The normal range of the Rüppell’s vulture(Gyps rueppellii), also known as Ruppell’s Griffon or Rueppell’s Vulture, takes in Subsaharan Africa, north of the equator from Guinea to Tanzania. It is catalogued worldwide as Near Threatened due to its recent decline. It is considered to be a rarity in Spain with only 31 sightings involving at least 43 birds accepted by SEO’s Rarities Committee up to 2007. Most were seen in Andalucía, especially near the Straits, and further inland. In Extremadura it has been spotted on several occasions although only three records have been officially accepted: one bird in May and June 1992 in Valencia de Alcántara and Santiago de Alcántara, an immature bird in Oliva de Mérida in May 2000 and an adult in June 2004, again in Valencia de Alcántara. Other claimed sightings since 1990 were not accepted. As for Monfragüe there is only one sighting pending acceptance, of an immature seen at the Portilla del Tiétar in May 2008, backed up by on-the-spot photos.

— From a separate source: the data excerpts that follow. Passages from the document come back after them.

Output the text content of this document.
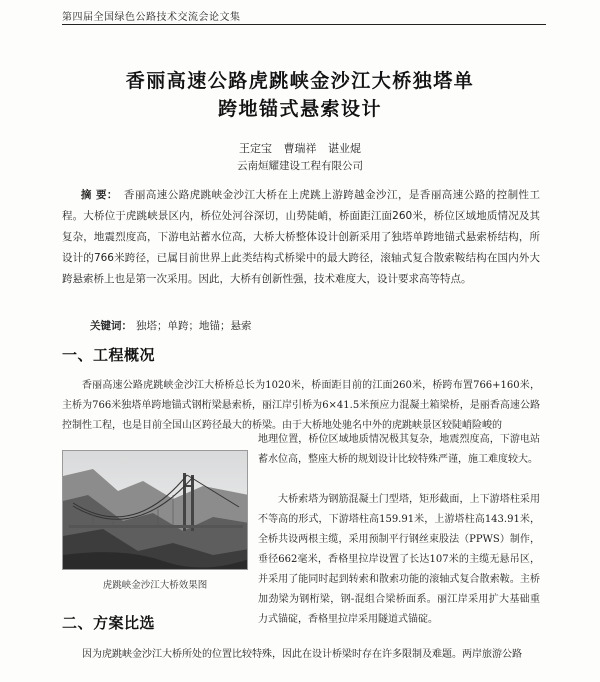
第四届全国绿色公路技术交流会论文集
香丽高速公路虎跳峡金沙江大桥独塔单
跨地锚式悬索设计
王定宝 曹瑞祥 谌业焜
云南烜耀建设工程有限公司
摘 要： 香丽高速公路虎跳峡金沙江大桥在上虎跳上游跨越金沙江，是香丽高速公路的控制性工程。大桥位于虎跳峡景区内，桥位处河谷深切，山势陡峭，桥面距江面260米，桥位区域地质情况及其复杂，地震烈度高，下游电站蓄水位高，大桥大桥整体设计创新采用了独塔单跨地锚式悬索桥结构，所设计的766米跨径，已属目前世界上此类结构式桥梁中的最大跨径，滚轴式复合散索鞍结构在国内外大跨悬索桥上也是第一次采用。因此，大桥有创新性强，技术难度大，设计要求高等特点。
关键词： 独塔；单跨；地锚；悬索
一、工程概况
香丽高速公路虎跳峡金沙江大桥桥总长为1020米，桥面距目前的江面260米，桥跨布置766+160米，主桥为766米独塔单跨地锚式钢桁梁悬索桥，丽江岸引桥为6×41.5米预应力混凝土箱梁桥，是丽香高速公路控制性工程，也是目前全国山区跨径最大的桥梁。由于大桥地处驰名中外的虎跳峡景区较陡峭险峻的
虎跳峡金沙江大桥效果图
地理位置，桥位区域地质情况极其复杂，地震烈度高，下游电站蓄水位高，整座大桥的规划设计比较特殊严谨，施工难度较大。
大桥索塔为钢筋混凝土门型塔，矩形截面，上下游塔柱采用不等高的形式，下游塔柱高159.91米，上游塔柱高143.91米，全桥共设两根主缆，采用预制平行钢丝束股法（PPWS）制作，垂径662毫米，香格里拉岸设置了长达107米的主缆无悬吊区，并采用了能同时起到转索和散索功能的滚轴式复合散索鞍。主桥加劲梁为钢桁梁，钢-混组合梁桥面系。丽江岸采用扩大基础重力式锚碇，香格里拉岸采用隧道式锚碇。
二、方案比选
因为虎跳峡金沙江大桥所处的位置比较特殊，因此在设计桥梁时存在许多限制及难题。两岸旅游公路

Another immature Rüppell’s has now turned up in Extremadura, observed on 5 and 6 June 2010 in the famous birdwatching spot called Salto del Gitano in Monfragüe. As part of the "Aves en vivo y en directo" (Birds live and on the spot) programme, SEO/BirdLife have been running a weekend and holiday information stand on this spot from 13 March to 6 June 2010, patiently manned by Sergio Mayordomo and Manuel García del Rey. On the morning of 5 June a local guide called Jesús Porras spotted the Rüppell’s Vulture in flight from the lookout point, whereupon it was also seen by the other people present at the time. Ernest García, ex-member of SEO’s rarities committee, happened to be in the area that weekend and also saw the bird on Saturday afternoon and Sunday morning, duly confirming the identification. The photos at the start and end of this blog entry clearly show an immature Rüppell’s Vulture, possibly a juvenile born in 2009 making its first moult. This therefore represents the fifth Extremadura record, all in the months of May and June, at which time immature birds in post-breeding dispersal probably join up with flocks of Griffon Vultures wintering in Africa and return with them to Europe in spring. Nonetheless, adult birds have also been recorded on the border between Cáceres and Portugal, including a bird sitting on a nest in 1998 on the Portuguese side of the border.